1. The Core Assumption of Standard A/B Tests

The A/B testing framework most of us learn rests on a strict set of rules:

Calculate the required sample size before the experiment starts
Wait until that sample is fully collected
Analyze the results exactly once

When we say "significance level of 5%," we're making a promise: the probability of falsely concluding an effect exists (when it doesn't) will be kept below 5%. But that promise holds only if we analyze the data just once.

2. The Peeking Problem

In practice, we run a two-week experiment and check the dashboard every single day. "Is it significant today? What about tomorrow?" Repeatedly testing as data accumulates is called peeking — and it silently inflates your false positive rate.

How bad does it get?

Number of interim looks	Actual false positive rate (α = 0.05)
1 (no peeking)	5%
5	~14%
14	~25%
100	~45%

Source: Based on Armitage et al. (1969) simulation estimates

If you check daily and stop the moment results look significant, you could be working with a false positive rate of 25–45%. That means roughly 1 in 4 "winning" experiments might be noise.

3. Sequential Testing: A Framework That Allows Interim Looks

Sequential Testing is not a free pass to peek whenever you want. More precisely, it's a framework that permits interim analyses — provided they were planned in advance — while keeping the overall false positive rate under control.

The core idea is simple: spend your total α budget (0.05) across multiple planned checkpoints.

Total α budget = 0.05 ↓ Distributed across N planned interim analyses ↓ Overall false positive rate stays at 0.05

For example, if you plan to check results at Week 1 and Week 2 of a two-week experiment, you decide upfront how to split the α budget across those two looks.
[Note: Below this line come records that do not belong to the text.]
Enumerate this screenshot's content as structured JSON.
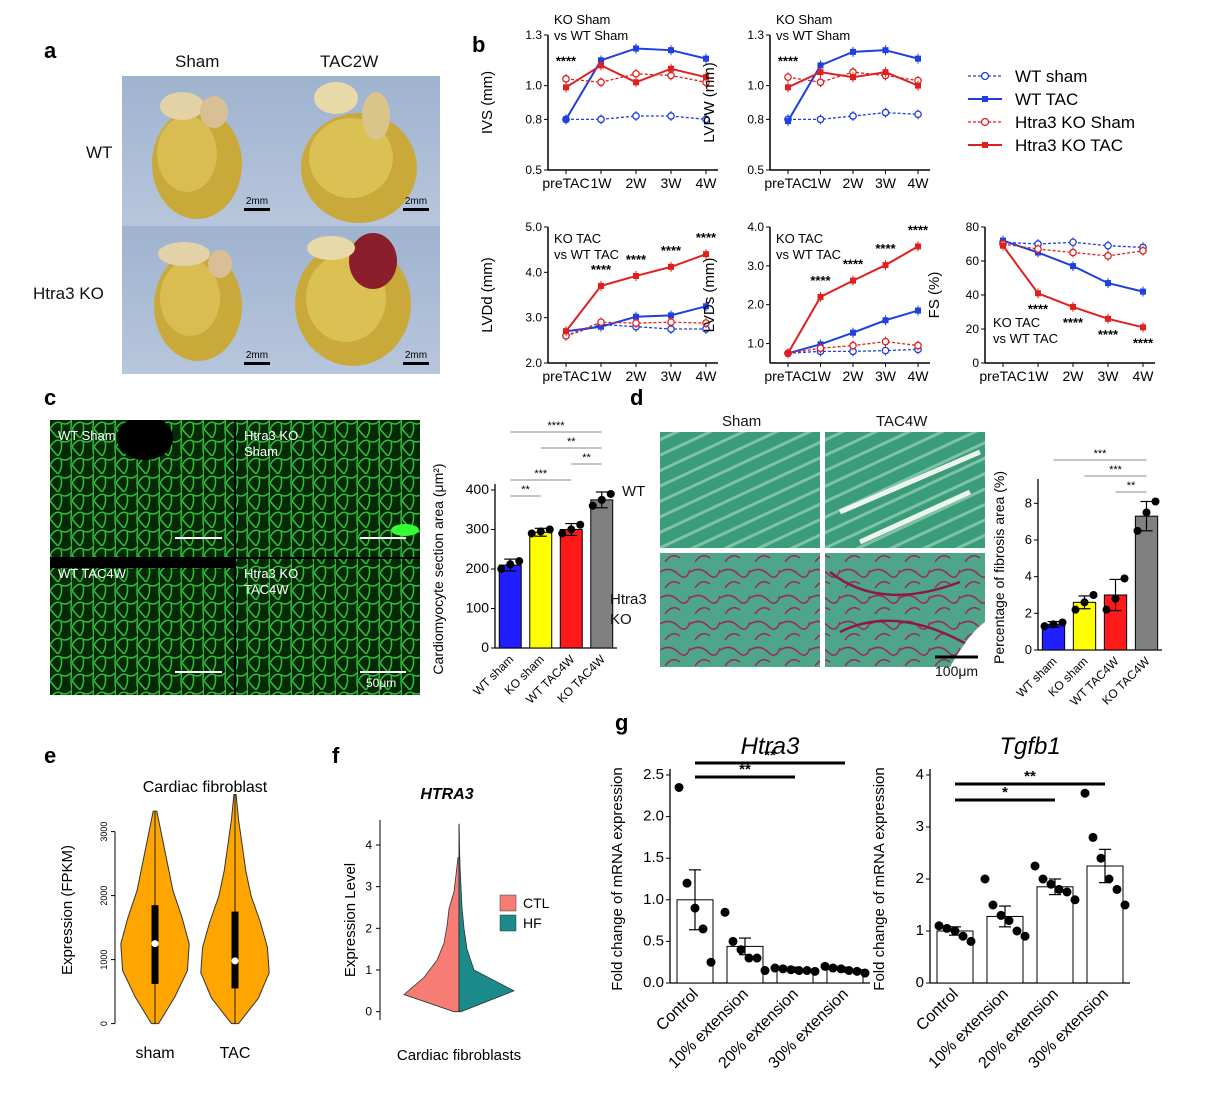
{
  "panels": {
    "a": "a",
    "b": "b",
    "c": "c",
    "d": "d",
    "e": "e",
    "f": "f",
    "g": "g"
  },
  "panel_a": {
    "col_labels": [
      "Sham",
      "TAC2W"
    ],
    "row_labels": [
      "WT",
      "Htra3 KO"
    ],
    "scale_bar": "2mm"
  },
  "panel_b": {
    "legend": [
      "WT sham",
      "WT TAC",
      "Htra3 KO Sham",
      "Htra3 KO TAC"
    ],
    "colors": {
      "blue": "#1f3fe0",
      "red": "#e02020"
    }
  },
  "panel_c": {
    "micro_labels": [
      "WT Sham",
      "Htra3 KO\nSham",
      "WT TAC4W",
      "Htra3 KO\nTAC4W"
    ],
    "scale_bar": "50μm"
  },
  "panel_d": {
    "col_labels": [
      "Sham",
      "TAC4W"
    ],
    "row_labels": [
      "WT",
      "Htra3\nKO"
    ],
    "scale_bar": "100μm"
  },
  "chart_data": [
    {
      "id": "b1",
      "type": "line",
      "ylabel": "IVS (mm)",
      "annotation": [
        "KO Sham",
        "vs WT Sham"
      ],
      "stars": [
        {
          "x": "preTAC",
          "text": "****"
        }
      ],
      "categories": [
        "preTAC",
        "1W",
        "2W",
        "3W",
        "4W"
      ],
      "ylim": [
        0.5,
        1.3
      ],
      "yticks": [
        0.5,
        0.8,
        1.0,
        1.3
      ],
      "series": [
        {
          "name": "WT sham",
          "values": [
            0.8,
            0.8,
            0.82,
            0.82,
            0.8
          ],
          "color": "#1f3fe0",
          "dashed": true,
          "marker": "open-circle"
        },
        {
          "name": "WT TAC",
          "values": [
            0.8,
            1.15,
            1.22,
            1.21,
            1.16
          ],
          "color": "#1f3fe0",
          "dashed": false,
          "marker": "square"
        },
        {
          "name": "Htra3 KO Sham",
          "values": [
            1.04,
            1.02,
            1.07,
            1.06,
            1.02
          ],
          "color": "#e02020",
          "dashed": true,
          "marker": "open-circle"
        },
        {
          "name": "Htra3 KO TAC",
          "values": [
            0.99,
            1.12,
            1.02,
            1.1,
            1.05
          ],
          "color": "#e02020",
          "dashed": false,
          "marker": "square"
        }
      ]
    },
    {
      "id": "b2",
      "type": "line",
      "ylabel": "LVPW (mm)",
      "annotation": [
        "KO Sham",
        "vs WT Sham"
      ],
      "stars": [
        {
          "x": "preTAC",
          "text": "****"
        }
      ],
      "categories": [
        "preTAC",
        "1W",
        "2W",
        "3W",
        "4W"
      ],
      "ylim": [
        0.5,
        1.3
      ],
      "yticks": [
        0.5,
        0.8,
        1.0,
        1.3
      ],
      "series": [
        {
          "name": "WT sham",
          "values": [
            0.8,
            0.8,
            0.82,
            0.84,
            0.83
          ],
          "color": "#1f3fe0",
          "dashed": true,
          "marker": "open-circle"
        },
        {
          "name": "WT TAC",
          "values": [
            0.79,
            1.12,
            1.2,
            1.21,
            1.16
          ],
          "color": "#1f3fe0",
          "dashed": false,
          "marker": "square"
        },
        {
          "name": "Htra3 KO Sham",
          "values": [
            1.05,
            1.02,
            1.08,
            1.06,
            1.03
          ],
          "color": "#e02020",
          "dashed": true,
          "marker": "open-circle"
        },
        {
          "name": "Htra3 KO TAC",
          "values": [
            0.99,
            1.08,
            1.05,
            1.08,
            1.0
          ],
          "color": "#e02020",
          "dashed": false,
          "marker": "square"
        }
      ]
    },
    {
      "id": "b3",
      "type": "line",
      "ylabel": "LVDd (mm)",
      "annotation": [
        "KO TAC",
        "vs WT TAC"
      ],
      "stars": [
        {
          "x": "1W",
          "text": "****"
        },
        {
          "x": "2W",
          "text": "****"
        },
        {
          "x": "3W",
          "text": "****"
        },
        {
          "x": "4W",
          "text": "****"
        }
      ],
      "categories": [
        "preTAC",
        "1W",
        "2W",
        "3W",
        "4W"
      ],
      "ylim": [
        2.0,
        5.0
      ],
      "yticks": [
        2.0,
        3.0,
        4.0,
        5.0
      ],
      "series": [
        {
          "name": "WT sham",
          "values": [
            2.6,
            2.85,
            2.8,
            2.75,
            2.75
          ],
          "color": "#1f3fe0",
          "dashed": true,
          "marker": "open-circle"
        },
        {
          "name": "WT TAC",
          "values": [
            2.7,
            2.8,
            3.02,
            3.05,
            3.25
          ],
          "color": "#1f3fe0",
          "dashed": false,
          "marker": "square"
        },
        {
          "name": "Htra3 KO Sham",
          "values": [
            2.6,
            2.9,
            2.88,
            2.9,
            2.88
          ],
          "color": "#e02020",
          "dashed": true,
          "marker": "open-circle"
        },
        {
          "name": "Htra3 KO TAC",
          "values": [
            2.7,
            3.7,
            3.92,
            4.12,
            4.4
          ],
          "color": "#e02020",
          "dashed": false,
          "marker": "square"
        }
      ]
    },
    {
      "id": "b4",
      "type": "line",
      "ylabel": "LVDs (mm)",
      "annotation": [
        "KO TAC",
        "vs WT TAC"
      ],
      "stars": [
        {
          "x": "1W",
          "text": "****"
        },
        {
          "x": "2W",
          "text": "****"
        },
        {
          "x": "3W",
          "text": "****"
        },
        {
          "x": "4W",
          "text": "****"
        }
      ],
      "categories": [
        "preTAC",
        "1W",
        "2W",
        "3W",
        "4W"
      ],
      "ylim": [
        0.5,
        4.0
      ],
      "yticks": [
        1.0,
        2.0,
        3.0,
        4.0
      ],
      "series": [
        {
          "name": "WT sham",
          "values": [
            0.75,
            0.8,
            0.8,
            0.82,
            0.85
          ],
          "color": "#1f3fe0",
          "dashed": true,
          "marker": "open-circle"
        },
        {
          "name": "WT TAC",
          "values": [
            0.75,
            0.98,
            1.28,
            1.6,
            1.85
          ],
          "color": "#1f3fe0",
          "dashed": false,
          "marker": "square"
        },
        {
          "name": "Htra3 KO Sham",
          "values": [
            0.75,
            0.88,
            0.95,
            1.05,
            0.95
          ],
          "color": "#e02020",
          "dashed": true,
          "marker": "open-circle"
        },
        {
          "name": "Htra3 KO TAC",
          "values": [
            0.75,
            2.2,
            2.62,
            3.02,
            3.5
          ],
          "color": "#e02020",
          "dashed": false,
          "marker": "square"
        }
      ]
    },
    {
      "id": "b5",
      "type": "line",
      "ylabel": "FS (%)",
      "annotation": [
        "KO TAC",
        "vs WT TAC"
      ],
      "stars": [
        {
          "x": "1W",
          "text": "****"
        },
        {
          "x": "2W",
          "text": "****"
        },
        {
          "x": "3W",
          "text": "****"
        },
        {
          "x": "4W",
          "text": "****"
        }
      ],
      "categories": [
        "preTAC",
        "1W",
        "2W",
        "3W",
        "4W"
      ],
      "ylim": [
        0,
        80
      ],
      "yticks": [
        0,
        20,
        40,
        60,
        80
      ],
      "series": [
        {
          "name": "WT sham",
          "values": [
            71,
            70,
            71,
            69,
            68
          ],
          "color": "#1f3fe0",
          "dashed": true,
          "marker": "open-circle"
        },
        {
          "name": "WT TAC",
          "values": [
            72,
            65,
            57,
            47,
            42
          ],
          "color": "#1f3fe0",
          "dashed": false,
          "marker": "square"
        },
        {
          "name": "Htra3 KO Sham",
          "values": [
            70,
            67,
            65,
            63,
            66
          ],
          "color": "#e02020",
          "dashed": true,
          "marker": "open-circle"
        },
        {
          "name": "Htra3 KO TAC",
          "values": [
            69,
            41,
            33,
            26,
            21
          ],
          "color": "#e02020",
          "dashed": false,
          "marker": "square"
        }
      ]
    },
    {
      "id": "c_bar",
      "type": "bar",
      "ylabel": "Cardiomyocyte section area (μm²)",
      "categories": [
        "WT sham",
        "KO sham",
        "WT TAC4W",
        "KO TAC4W"
      ],
      "values": [
        210,
        293,
        300,
        375
      ],
      "errors": [
        15,
        10,
        15,
        20
      ],
      "points": [
        [
          200,
          212,
          220
        ],
        [
          290,
          295,
          300
        ],
        [
          290,
          300,
          312
        ],
        [
          360,
          375,
          390
        ]
      ],
      "colors": [
        "#1f1fff",
        "#ffff00",
        "#ff1a1a",
        "#808080"
      ],
      "ylim": [
        0,
        400
      ],
      "yticks": [
        0,
        100,
        200,
        300,
        400
      ],
      "sig": [
        {
          "from": 0,
          "to": 3,
          "text": "****"
        },
        {
          "from": 1,
          "to": 3,
          "text": "**"
        },
        {
          "from": 2,
          "to": 3,
          "text": "**"
        },
        {
          "from": 0,
          "to": 2,
          "text": "***"
        },
        {
          "from": 0,
          "to": 1,
          "text": "**"
        }
      ]
    },
    {
      "id": "d_bar",
      "type": "bar",
      "ylabel": "Percentage of fibrosis area (%)",
      "categories": [
        "WT sham",
        "KO sham",
        "WT TAC4W",
        "KO TAC4W"
      ],
      "values": [
        1.4,
        2.6,
        3.0,
        7.3
      ],
      "errors": [
        0.15,
        0.35,
        0.85,
        0.8
      ],
      "points": [
        [
          1.3,
          1.4,
          1.5
        ],
        [
          2.2,
          2.6,
          3.0
        ],
        [
          2.2,
          2.8,
          3.9
        ],
        [
          6.5,
          7.5,
          8.1
        ]
      ],
      "colors": [
        "#1f1fff",
        "#ffff00",
        "#ff1a1a",
        "#808080"
      ],
      "ylim": [
        0,
        9
      ],
      "yticks": [
        0,
        2,
        4,
        6,
        8
      ],
      "sig": [
        {
          "from": 0,
          "to": 3,
          "text": "***"
        },
        {
          "from": 1,
          "to": 3,
          "text": "***"
        },
        {
          "from": 2,
          "to": 3,
          "text": "**"
        }
      ]
    },
    {
      "id": "e_violin",
      "type": "violin",
      "title": "Cardiac fibroblast",
      "ylabel": "Expression (FPKM)",
      "categories": [
        "sham",
        "TAC"
      ],
      "medians": [
        1250,
        980
      ],
      "q1": [
        620,
        550
      ],
      "q3": [
        1850,
        1750
      ],
      "min": [
        0,
        0
      ],
      "max": [
        3320,
        3580
      ],
      "ylim": [
        -100,
        3650
      ],
      "yticks": [
        0,
        1000,
        2000,
        3000
      ],
      "color": "#ffa500"
    },
    {
      "id": "f_violin",
      "type": "violin",
      "title": "HTRA3",
      "ylabel": "Expression Level",
      "xlabel": "Cardiac fibroblasts",
      "legend": [
        "CTL",
        "HF"
      ],
      "colors": [
        "#f57d73",
        "#1a8a8a"
      ],
      "ylim": [
        -0.2,
        4.6
      ],
      "yticks": [
        0,
        1,
        2,
        3,
        4
      ],
      "max": [
        3.7,
        4.5
      ]
    },
    {
      "id": "g1",
      "type": "bar",
      "title": "Htra3",
      "ylabel": "Fold change of mRNA expression",
      "categories": [
        "Control",
        "10% extension",
        "20% extension",
        "30% extension"
      ],
      "values": [
        1.0,
        0.44,
        0.16,
        0.16
      ],
      "errors": [
        0.36,
        0.1,
        0.03,
        0.03
      ],
      "points": [
        [
          2.35,
          1.2,
          0.9,
          0.65,
          0.25
        ],
        [
          0.85,
          0.5,
          0.4,
          0.3,
          0.3,
          0.15
        ],
        [
          0.18,
          0.17,
          0.16,
          0.15,
          0.15,
          0.14
        ],
        [
          0.2,
          0.18,
          0.17,
          0.15,
          0.14,
          0.12
        ]
      ],
      "ylim": [
        0,
        2.5
      ],
      "yticks": [
        0.0,
        0.5,
        1.0,
        1.5,
        2.0,
        2.5
      ],
      "sig": [
        {
          "from": 0,
          "to": 2,
          "text": "**"
        },
        {
          "from": 0,
          "to": 3,
          "text": "**"
        }
      ]
    },
    {
      "id": "g2",
      "type": "bar",
      "title": "Tgfb1",
      "ylabel": "Fold change of mRNA expression",
      "categories": [
        "Control",
        "10% extension",
        "20% extension",
        "30% extension"
      ],
      "values": [
        1.0,
        1.28,
        1.85,
        2.25
      ],
      "errors": [
        0.08,
        0.2,
        0.15,
        0.32
      ],
      "points": [
        [
          1.1,
          1.05,
          1.0,
          0.9,
          0.8
        ],
        [
          2.0,
          1.5,
          1.3,
          1.2,
          1.0,
          0.9
        ],
        [
          2.25,
          2.0,
          1.9,
          1.8,
          1.75,
          1.6
        ],
        [
          3.65,
          2.8,
          2.4,
          2.0,
          1.8,
          1.5
        ]
      ],
      "ylim": [
        0,
        4
      ],
      "yticks": [
        0,
        1,
        2,
        3,
        4
      ],
      "sig": [
        {
          "from": 0,
          "to": 2,
          "text": "*"
        },
        {
          "from": 0,
          "to": 3,
          "text": "**"
        }
      ]
    }
  ]
}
The rule governing that split is called an Alpha Spending Function.

4. Alpha Spending: The Intuition

There are several Alpha Spending Functions, but the intuition is the same across all of them:

💡 Analogy: Imagine you have a ₩50,000 budget for the month. Spend it all in the first week and you'll have nothing left. Alpha spending works the same way — the more α you use on early checks, the stricter the threshold becomes at the end.

Two common approaches

Pocock boundary

Applies the same threshold at every interim look
Easier to stop early, but the final threshold is also stricter than usual
Pro: symmetric and intuitive
Con: the final p-value threshold is lower than 0.05, which can feel counterintuitive

O'Brien-Fleming boundary

Sets a very high bar early on — early stopping requires an overwhelming signal
The final threshold stays close to the standard 0.05
Pro: conservative and familiar-feeling at the end
Con: rarely stops early unless the effect is massive

In practice, O'Brien-Fleming is the more popular choice. It preserves the familiar final threshold while still allowing principled early stopping when the evidence is undeniable.

5. Standard A/B Test vs. Sequential Testing

	Standard A/B Test	Sequential Testing
Interim checks	❌ Not valid (inflates false positives)	✅ Allowed (if pre-planned)
Early stopping	❌ No statistical basis	✅ Possible on clear signal
False positive control	✅ Maintained at 5%	✅ Maintained at 5% (if design is followed)
Design complexity	Low	Medium to High

The key difference isn't just "can you peek" — it's that Sequential Testing requires you to commit to the plan before the experiment begins. Deviating from the plan (e.g., adding extra looks, stopping at an unplanned time) breaks the statistical guarantees.

6. What Sequential Testing Is Not

It's easy to misread Sequential Testing as a way to "stop whenever things look good." It isn't. A few common misconceptions:

"I'll just stop when p < 0.05" → This is still peeking. Sequential Testing requires pre-specified boundaries, not ad hoc stopping.
"Sequential testing means continuous monitoring" → Continuous monitoring (like mSPRT or confidence sequences) is a related but distinct approach — it handles always-valid inference differently.
"The more interim looks, the better" → More looks = more α spent early = stricter thresholds throughout. There's a real cost.

Takeaway

Sequential Testing doesn't make experimentation more casual — it makes planned flexibility statistically valid. If you want to look at results mid-experiment, commit to when and how you'll look before the experiment starts.